March 13, 2009
WILDER CALDERON, APPELLANT,
BOARD OF REVIEW, DEPARTMENT OF LABOR, AND CENTRAL TRANSPORT COMPANY, RESPONDENTS.
On appeal from the Board of Review, Department of Labor, 168,828.
NOT FOR PUBLICATION WITHOUT THE APPROVAL OF THE APPELLATE DIVISION
Submitted: February 25, 2009
Before Judges Cuff and Baxter.
Claimant Wilder Calderon appeals from a final decision of the Board of Review (Board) denying his application for unemployment benefits. The Board adopted the findings of the Appeals Tribunal that claimant left his employment with Central Transport Company (Central) voluntarily without good cause attributable to his work. N.J.S.A. 43:21-5(a).
On appeal, claimant contends that on September 20, 2007, he was injured on the job by a fellow employee. He complained about the conduct of his co-employee and was discharged. He did not return to work when cleared by his physician because he believed that he had been discharged. The dock manager testified that he witnessed the accident but did not discharge claimant, and in fact, he had no authority to do so. According to the terminal manager, claimant was advised to return to work on October 1, 2007, but he never reported to the job.
Claimant admitted that he read and understood the physician's report that he was cleared to return to work and forwarded the report to his employer. Claimant insisted that he did not return to work because he believed he had been terminated following the on-the-job incident.
The Appeals Tribunal found that claimant knew he had been medically cleared to return to work but failed to do so. Accordingly, it found that his failure to return to work following his medical leave constituted a voluntary quit. The Board adopted the findings of the Appeals Tribunal that claimant had not been discharged from his employment.
Our scope of review of an administrative determination is narrow. We will reverse a decision of an administrative agency only if it is found to be contrary to law, or arbitrary, capricious or unreasonable, Brady v. Board of Review, 152 N.J. 197, 210 (1997), or not supported by substantial credible evidence in the record as a whole. Barry v. Arrow Pontiac, Inc., 100 N.J. 57, 71 (1985); Gloucester County Welfare Bd. v. N.J. Civil Serv. Comm'n, 93 N.J. 384, 391 (1983). If this court finds sufficient credible evidence in the record to support the agency findings, we must affirm. Brady, supra, 152 N.J. at 210; Self v. Bd. of Review, 91 N.J. 453, 459 (1982).

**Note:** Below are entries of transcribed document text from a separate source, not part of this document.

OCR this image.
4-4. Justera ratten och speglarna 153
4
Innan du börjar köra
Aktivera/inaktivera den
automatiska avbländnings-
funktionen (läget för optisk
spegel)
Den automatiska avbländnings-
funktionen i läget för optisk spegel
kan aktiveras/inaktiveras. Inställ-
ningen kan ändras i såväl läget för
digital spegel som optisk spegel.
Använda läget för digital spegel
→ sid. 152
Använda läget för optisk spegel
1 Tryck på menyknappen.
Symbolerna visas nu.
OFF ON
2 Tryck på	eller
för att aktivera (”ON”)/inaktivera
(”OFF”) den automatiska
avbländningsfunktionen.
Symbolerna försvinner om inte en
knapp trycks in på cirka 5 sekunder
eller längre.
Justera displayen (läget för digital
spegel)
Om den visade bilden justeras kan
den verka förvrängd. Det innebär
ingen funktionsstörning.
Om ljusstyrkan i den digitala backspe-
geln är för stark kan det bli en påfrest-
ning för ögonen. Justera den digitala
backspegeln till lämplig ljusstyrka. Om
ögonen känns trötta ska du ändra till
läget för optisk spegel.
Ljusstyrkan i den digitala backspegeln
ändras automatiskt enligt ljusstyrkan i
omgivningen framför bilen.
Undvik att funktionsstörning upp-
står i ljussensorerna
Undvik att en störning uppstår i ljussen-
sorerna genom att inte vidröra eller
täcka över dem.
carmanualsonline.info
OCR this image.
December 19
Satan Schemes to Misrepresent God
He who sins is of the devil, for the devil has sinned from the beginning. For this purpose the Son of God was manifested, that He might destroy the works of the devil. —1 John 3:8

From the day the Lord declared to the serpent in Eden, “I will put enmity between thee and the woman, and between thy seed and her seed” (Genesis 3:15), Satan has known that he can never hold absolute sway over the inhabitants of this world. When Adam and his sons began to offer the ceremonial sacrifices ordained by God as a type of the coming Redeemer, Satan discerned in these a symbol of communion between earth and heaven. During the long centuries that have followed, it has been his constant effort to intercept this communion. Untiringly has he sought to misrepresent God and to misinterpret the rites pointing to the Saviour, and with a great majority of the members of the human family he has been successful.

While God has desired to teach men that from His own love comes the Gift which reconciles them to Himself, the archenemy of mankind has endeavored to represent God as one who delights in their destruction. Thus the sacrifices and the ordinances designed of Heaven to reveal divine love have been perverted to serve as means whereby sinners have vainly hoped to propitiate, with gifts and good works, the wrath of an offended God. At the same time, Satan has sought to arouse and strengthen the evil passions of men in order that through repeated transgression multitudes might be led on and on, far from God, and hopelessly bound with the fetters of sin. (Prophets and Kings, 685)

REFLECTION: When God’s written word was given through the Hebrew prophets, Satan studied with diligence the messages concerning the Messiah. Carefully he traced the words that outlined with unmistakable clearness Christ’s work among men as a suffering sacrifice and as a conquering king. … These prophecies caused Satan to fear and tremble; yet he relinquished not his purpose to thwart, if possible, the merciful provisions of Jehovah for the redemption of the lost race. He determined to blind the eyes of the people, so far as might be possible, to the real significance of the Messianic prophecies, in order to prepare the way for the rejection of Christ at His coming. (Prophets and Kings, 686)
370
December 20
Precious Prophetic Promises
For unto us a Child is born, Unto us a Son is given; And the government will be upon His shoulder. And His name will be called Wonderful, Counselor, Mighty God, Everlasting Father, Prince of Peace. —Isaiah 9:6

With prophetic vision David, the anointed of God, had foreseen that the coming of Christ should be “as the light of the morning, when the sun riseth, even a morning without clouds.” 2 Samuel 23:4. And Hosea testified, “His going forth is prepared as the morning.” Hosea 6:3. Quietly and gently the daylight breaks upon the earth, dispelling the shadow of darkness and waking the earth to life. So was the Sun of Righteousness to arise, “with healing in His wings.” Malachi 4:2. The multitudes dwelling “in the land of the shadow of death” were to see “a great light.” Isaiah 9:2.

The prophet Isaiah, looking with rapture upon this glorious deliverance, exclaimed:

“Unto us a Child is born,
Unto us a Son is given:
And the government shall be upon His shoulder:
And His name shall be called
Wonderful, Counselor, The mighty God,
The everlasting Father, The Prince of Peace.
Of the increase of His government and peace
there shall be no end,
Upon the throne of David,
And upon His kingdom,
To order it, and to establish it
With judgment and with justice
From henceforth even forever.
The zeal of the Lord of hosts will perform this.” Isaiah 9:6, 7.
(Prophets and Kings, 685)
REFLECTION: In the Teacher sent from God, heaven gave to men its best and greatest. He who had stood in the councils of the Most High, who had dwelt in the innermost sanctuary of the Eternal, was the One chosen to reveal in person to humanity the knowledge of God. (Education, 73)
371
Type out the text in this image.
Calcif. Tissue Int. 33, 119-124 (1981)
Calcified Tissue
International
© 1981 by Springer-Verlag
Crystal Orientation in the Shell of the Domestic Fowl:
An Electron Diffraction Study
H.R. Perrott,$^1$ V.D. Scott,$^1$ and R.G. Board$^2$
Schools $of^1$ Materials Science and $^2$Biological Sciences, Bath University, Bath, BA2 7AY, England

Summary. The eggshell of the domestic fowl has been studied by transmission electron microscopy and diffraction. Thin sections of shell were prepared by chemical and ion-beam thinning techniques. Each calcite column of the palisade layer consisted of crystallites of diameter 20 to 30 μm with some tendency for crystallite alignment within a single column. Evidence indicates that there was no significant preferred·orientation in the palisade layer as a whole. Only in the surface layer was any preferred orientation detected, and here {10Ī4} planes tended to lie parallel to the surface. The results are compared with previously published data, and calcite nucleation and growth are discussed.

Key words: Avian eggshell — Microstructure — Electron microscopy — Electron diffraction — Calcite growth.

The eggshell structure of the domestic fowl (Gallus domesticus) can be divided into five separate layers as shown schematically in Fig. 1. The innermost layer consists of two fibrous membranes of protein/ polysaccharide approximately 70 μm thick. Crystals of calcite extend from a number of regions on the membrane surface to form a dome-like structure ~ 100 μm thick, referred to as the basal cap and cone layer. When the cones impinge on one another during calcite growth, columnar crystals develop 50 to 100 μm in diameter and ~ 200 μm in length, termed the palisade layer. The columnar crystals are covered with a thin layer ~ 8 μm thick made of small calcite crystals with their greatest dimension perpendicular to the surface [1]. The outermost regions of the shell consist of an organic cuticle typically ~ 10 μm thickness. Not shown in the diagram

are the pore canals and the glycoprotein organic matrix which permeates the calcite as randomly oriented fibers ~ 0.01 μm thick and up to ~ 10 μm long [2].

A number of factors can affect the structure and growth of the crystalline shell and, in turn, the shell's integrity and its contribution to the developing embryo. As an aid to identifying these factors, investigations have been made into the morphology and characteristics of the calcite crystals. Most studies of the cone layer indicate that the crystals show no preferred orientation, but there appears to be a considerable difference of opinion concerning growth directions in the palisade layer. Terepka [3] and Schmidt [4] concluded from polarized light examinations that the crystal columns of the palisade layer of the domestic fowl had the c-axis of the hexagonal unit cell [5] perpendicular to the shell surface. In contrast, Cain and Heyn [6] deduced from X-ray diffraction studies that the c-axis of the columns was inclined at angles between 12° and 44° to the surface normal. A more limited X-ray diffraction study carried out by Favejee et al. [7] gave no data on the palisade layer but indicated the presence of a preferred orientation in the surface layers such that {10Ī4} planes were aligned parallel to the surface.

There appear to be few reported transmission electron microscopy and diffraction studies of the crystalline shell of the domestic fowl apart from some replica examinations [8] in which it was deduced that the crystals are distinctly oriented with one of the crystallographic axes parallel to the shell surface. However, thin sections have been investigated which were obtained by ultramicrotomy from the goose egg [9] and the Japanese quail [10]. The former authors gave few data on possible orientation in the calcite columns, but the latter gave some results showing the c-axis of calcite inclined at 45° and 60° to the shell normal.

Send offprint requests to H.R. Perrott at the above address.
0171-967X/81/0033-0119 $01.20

The issue in this case is whether claimant voluntarily left his employment without good cause attributable to his work under N.J.S.A. 43:21-5(a) and is thereby disqualified for unemployment benefits. The New Jersey Unemployment Compensation Law provides that a claimant is disqualified from receiving benefits
[f]or the week in which the individual has left work voluntarily without good cause attributable to such work, and for each week thereafter until the individual becomes reemployed and works four weeks in employment, . . . and has earned in employment at least six times the individual's weekly benefit rate, as determined in each case.
An employee who leaves work voluntarily has the burden of proving that he did so for good cause attributable to the work. Brady, supra, 152 N.J. at 218; Morgan v. Bd. of Review, 77 N.J. Super. 209, 213 (App. Div. 1962).
In Domenico v. Board of Review, 192 N.J. Super. 284, 287 (App. Div. 1983), this court explained that "[w]hile the statute does not define 'good cause,' our courts have construed the statute to mean 'cause sufficient to justify an employee's voluntarily leaving the ranks of the employed and joining the ranks of the unemployed.'" "Good cause" is defined in the regulations as "a reason related directly to the individual's employment, which was so compelling as to give the individual no choice but to leave the employment." N.J.A.C. 12:17-9.1(b).
In Domenico, supra, the court stated:
in scrutinizing an employee's reason for leaving, the test is one of ordinary common sense and prudence. "Mere dissatisfaction with working conditions which are not shown to be abnormal or do not affect health, does not constitute good cause for leaving work voluntarily."
[192 N.J. Super. at 288 (citations omitted).]
The court noted that, ultimately, "it is the employee's responsibility to do what is necessary and reasonable in order to remain employed." Ibid.
Although claimant and his former employer vigorously contested the circumstances of claimant's cessation of work at Central, it is not for this court to resolve the factual dispute. Brady, supra, 152 N.J. at 210. There is substantial credible evidence to support the decision of the Board that claimant quit rather than was discharged. Therefore, we cannot disturb the ultimate conclusion that claimant left his employment voluntarily without good cause attributable to the work and is not eligible for unemployment benefits.